Morini’s attractively lyrical BRUCH and GLAZUNOV sound far better than a disappointing Sony disc (SMK 68446) which features her 1951 account of MOZART’s K219, with Casals conducting. Ferenc Fricsay’s punchy accounts of DVORÁK’s New World (as exciting as Talich’s famous 1951 Supraphon recording) with SMETANA’s Vltava and LISZT’s Les préludes (Karajan’s Berlin Philharmonic performances featured on one of the first ‘Originals’ discs in March 1995) with the Berlin RSO are exceptionally authoritative (463 650-2).
Finally from DG, there’s a collection of VERDI choruses from La Scala, offering fine sound and electrically disciplined attack and precision from chorus and orchestra under Abbado: a rabble-rousing reissue if ever there was one (463 655-2). Sony’s BRUCH G minor/MENDELSSOHN pairing also included what many might dismiss as a makeweight (SMK 89715).
But few rival versions of VIEUXTEMPS’s prodigiously exacting Fifth Violin Concerto (save for Heifetz’s) offer much competition to Cho-Liang Lin’s outstanding 1982 Minnesota Orchestra recording with Marriner. Even if you don’t need the two warhorses here, it’s worth getting this CD for Lin’s exceptional Vieuxtemps Fifth.
Yo-Yo Ma’s 1984 recordings of the ELGAR and WALTON cello concertos with André Previn and the LSO also make an attractive bargain, with demonstration sound quality achieved at London’s Walthamstow Assembly Hall (SMK 89712).

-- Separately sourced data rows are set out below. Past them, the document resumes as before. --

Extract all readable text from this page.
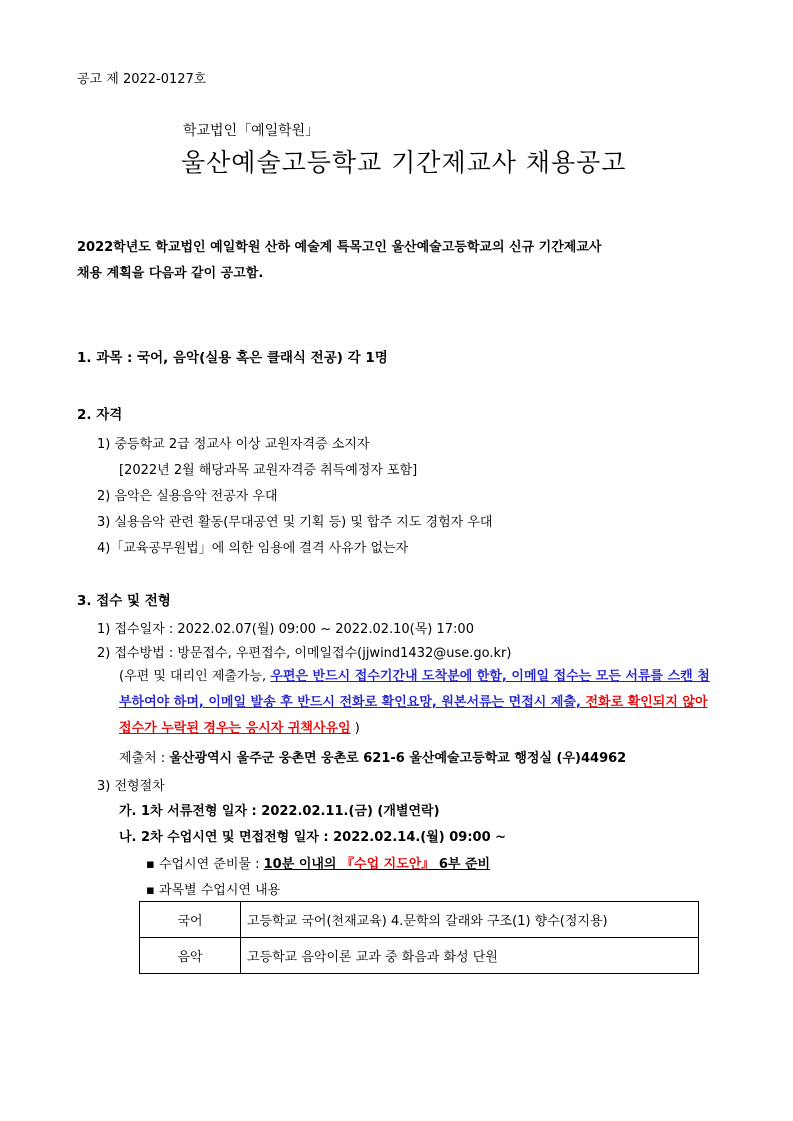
공고 제 2022-0127호
학교법인「예일학원」
울산예술고등학교 기간제교사 채용공고
2022학년도 학교법인 예일학원 산하 예술계 특목고인 울산예술고등학교의 신규 기간제교사
채용 계획을 다음과 같이 공고함.
1. 과목 : 국어, 음악(실용 혹은 클래식 전공) 각 1명
2. 자격
1) 중등학교 2급 정교사 이상 교원자격증 소지자
[2022년 2월 해당과목 교원자격증 취득예정자 포함]
2) 음악은 실용음악 전공자 우대
3) 실용음악 관련 활동(무대공연 및 기획 등) 및 합주 지도 경험자 우대
4)「교육공무원법」에 의한 임용에 결격 사유가 없는자
3. 접수 및 전형
1) 접수일자 : 2022.02.07(월) 09:00 ~ 2022.02.10(목) 17:00
2) 접수방법 : 방문접수, 우편접수, 이메일접수(jjwind1432@use.go.kr)
(우편 및 대리인 제출가능, 우편은 반드시 접수기간내 도착분에 한함, 이메일 접수는 모든 서류를 스캔 첨부하여야 하며, 이메일 발송 후 반드시 전화로 확인요망, 원본서류는 면접시 제출, 전화로 확인되지 않아 접수가 누락된 경우는 응시자 귀책사유임 )
제출처 : 울산광역시 울주군 웅촌면 웅촌로 621-6 울산예술고등학교 행정실 (우)44962
3) 전형절차
가. 1차 서류전형 일자 : 2022.02.11.(금) (개별연락)
나. 2차 수업시연 및 면접전형 일자 : 2022.02.14.(월) 09:00 ~
▪ 수업시연 준비물 : 10분 이내의 『수업 지도안』 6부 준비
▪ 과목별 수업시연 내용
국어	고등학교 국어(천재교육) 4.문학의 갈래와 구조(1) 향수(정지용)
음악	고등학교 음악이론 교과 중 화음과 화성 단원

Two Sony discs devoted principally to SCHUMANN’s solo piano works played by Murray Perahia also warrant high commendation, with the Symphonic Studies coupled with the Piano Concerto and Yo-Yo Ma’s account of the Cello Concerto (SMK 89716) more likely to appeal to collectors keen to dip a toe into Schumann’s output without any major cash commitment.
Perahia’s insightful and sensitive pianism is reproduced in bright, lustrous sound, but if you want a wider cross-section of Schumann’s piano music, DG has just issued a ‘Collectors’ Edition’ boxed set of performances by Wilhelm Kempff, not that even his accounts of Papillons, Op. 2, or Davidsbündlertänze, Op. 6, greatly outshine Perahia’s (SMK 89714).

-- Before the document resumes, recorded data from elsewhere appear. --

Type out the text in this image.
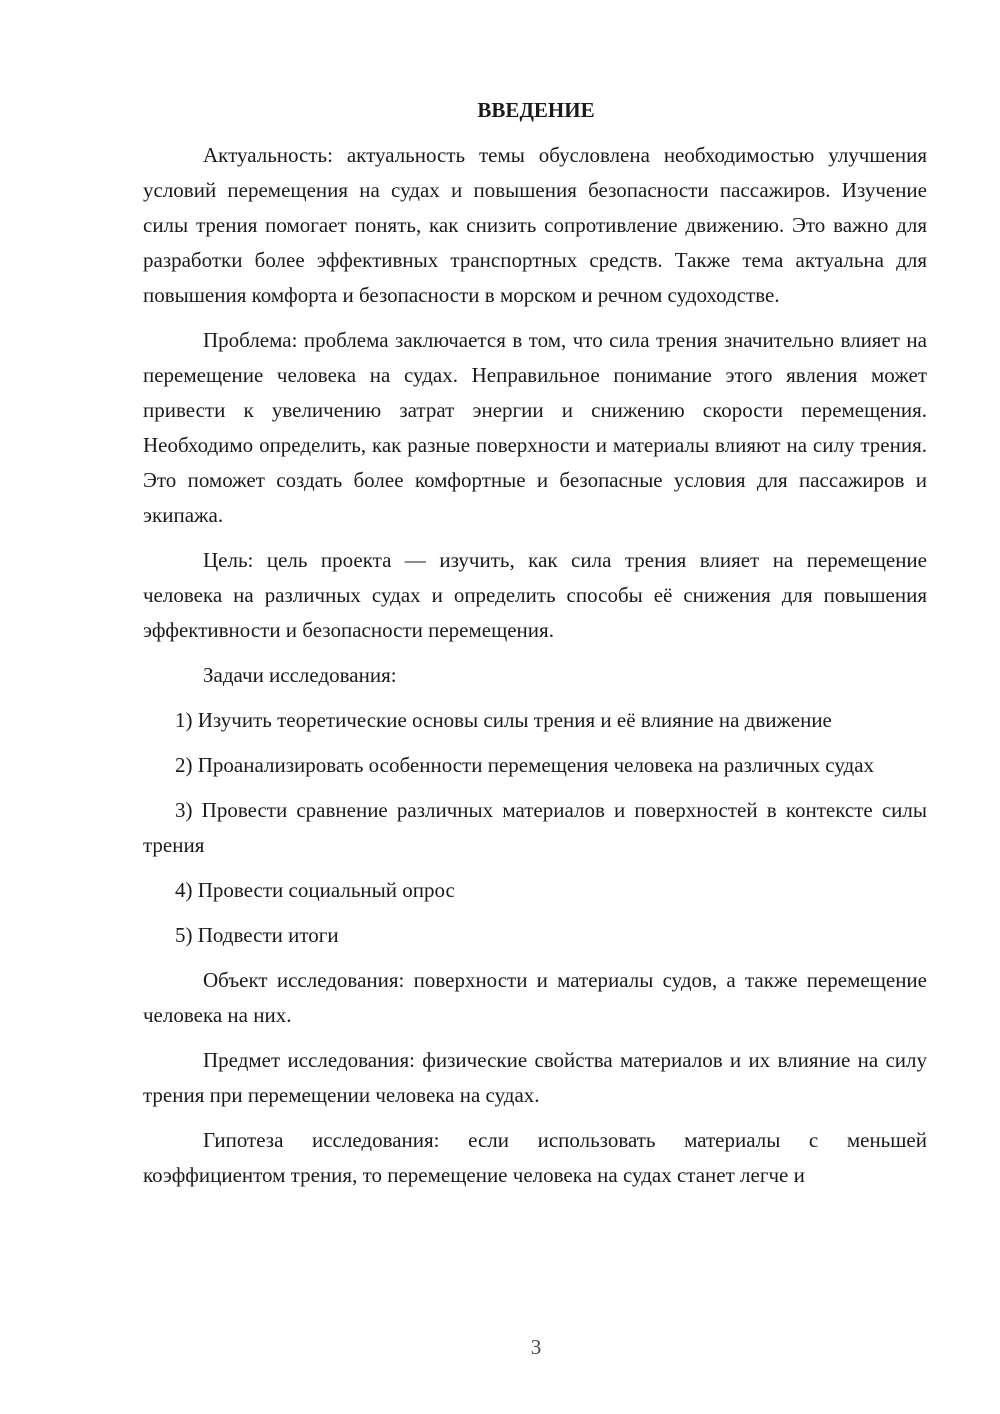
ВВЕДЕНИЕ

Актуальность: актуальность темы обусловлена необходимостью улучшения условий перемещения на судах и повышения безопасности пассажиров. Изучение силы трения помогает понять, как снизить сопротивление движению. Это важно для разработки более эффективных транспортных средств. Также тема актуальна для повышения комфорта и безопасности в морском и речном судоходстве.

Проблема: проблема заключается в том, что сила трения значительно влияет на перемещение человека на судах. Неправильное понимание этого явления может привести к увеличению затрат энергии и снижению скорости перемещения. Необходимо определить, как разные поверхности и материалы влияют на силу трения. Это поможет создать более комфортные и безопасные условия для пассажиров и экипажа.

Цель: цель проекта — изучить, как сила трения влияет на перемещение человека на различных судах и определить способы её снижения для повышения эффективности и безопасности перемещения.

Задачи исследования:

1) Изучить теоретические основы силы трения и её влияние на движение

2) Проанализировать особенности перемещения человека на различных судах

3) Провести сравнение различных материалов и поверхностей в контексте силы трения

4) Провести социальный опрос

5) Подвести итоги

Объект исследования: поверхности и материалы судов, а также перемещение человека на них.

Предмет исследования: физические свойства материалов и их влияние на силу трения при перемещении человека на судах.

Гипотеза исследования: если использовать материалы с меньшей коэффициентом трения, то перемещение человека на судах станет легче и

3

While these Sony versions of the two concertos are secure recommendations, the stylistic polarities generated in Harmonia Mundi performances under Philippe Herreweghe couldn’t be more dramatic (HMA 1951731).
Andreas Staier plays an 1850 piano by JB Streicher, presenting SCHUMANN’s Piano Concerto as a more embattled struggle than usual; it’s an exemplary and unrivalled periodist projection.
Christophe Coin’s gripping account of the Cello Concerto is likewise worlds away from Yo-Yo Ma’s orthodox reading, and indeed at times (especially in the intermezzo and finale) it’s hard to believe it’s the same work. This is a revelatory disc.
Also new to Harmonia Mundi’s ‘Musique d’abord’ series are several useful recordings of BACH keyboard music. Kenneth Gilbert’s 1986 Goldberg Variations (HMA 1951240) is a distinguished realisation, beautifully captured by fine sound engineering. Davitt Moroney set down his provocative traversal (the completion of Fugue 14 is his own) of Bach’s Art of Fugue a year earlier (HMA 1951169-70).
The recording, made at the Salle Adyar, Paris, is more resonant than for Gilbert’s Goldbergs, but the John Phillips instrument used here is more powerful anyway, and Moroney’s thoughtful and polished performance is constantly engrossing.
Turning to harpsichord music at the zenith of the French Baroque, Christophe Rousset and William Christie play COUPERIN (HMA 1951269), including ‘L’apothéose de Lulli’ and ‘Le Parnasse, ou l’apothéose de Corelli’ in a 1987 programme recorded at the same location.
In their own day, these amazing pieces (they’re brilliantly done here) must have seemed no less radical than did PIERRE BOULEZ’s Domaines for clarinet and mixed chamber ensemble back in 1968 (HMA 195930).
Anyone still perplexed by the avant-garde should try Michel Portal’s 1971 account with the Ensemble Musique Vivante. Ruthless, shocking, and seemingly chaotic, well yes, but Domaines was no less emblematic of its times than Stravinsky’s Rite of Spring or Berg’s Wozzeck.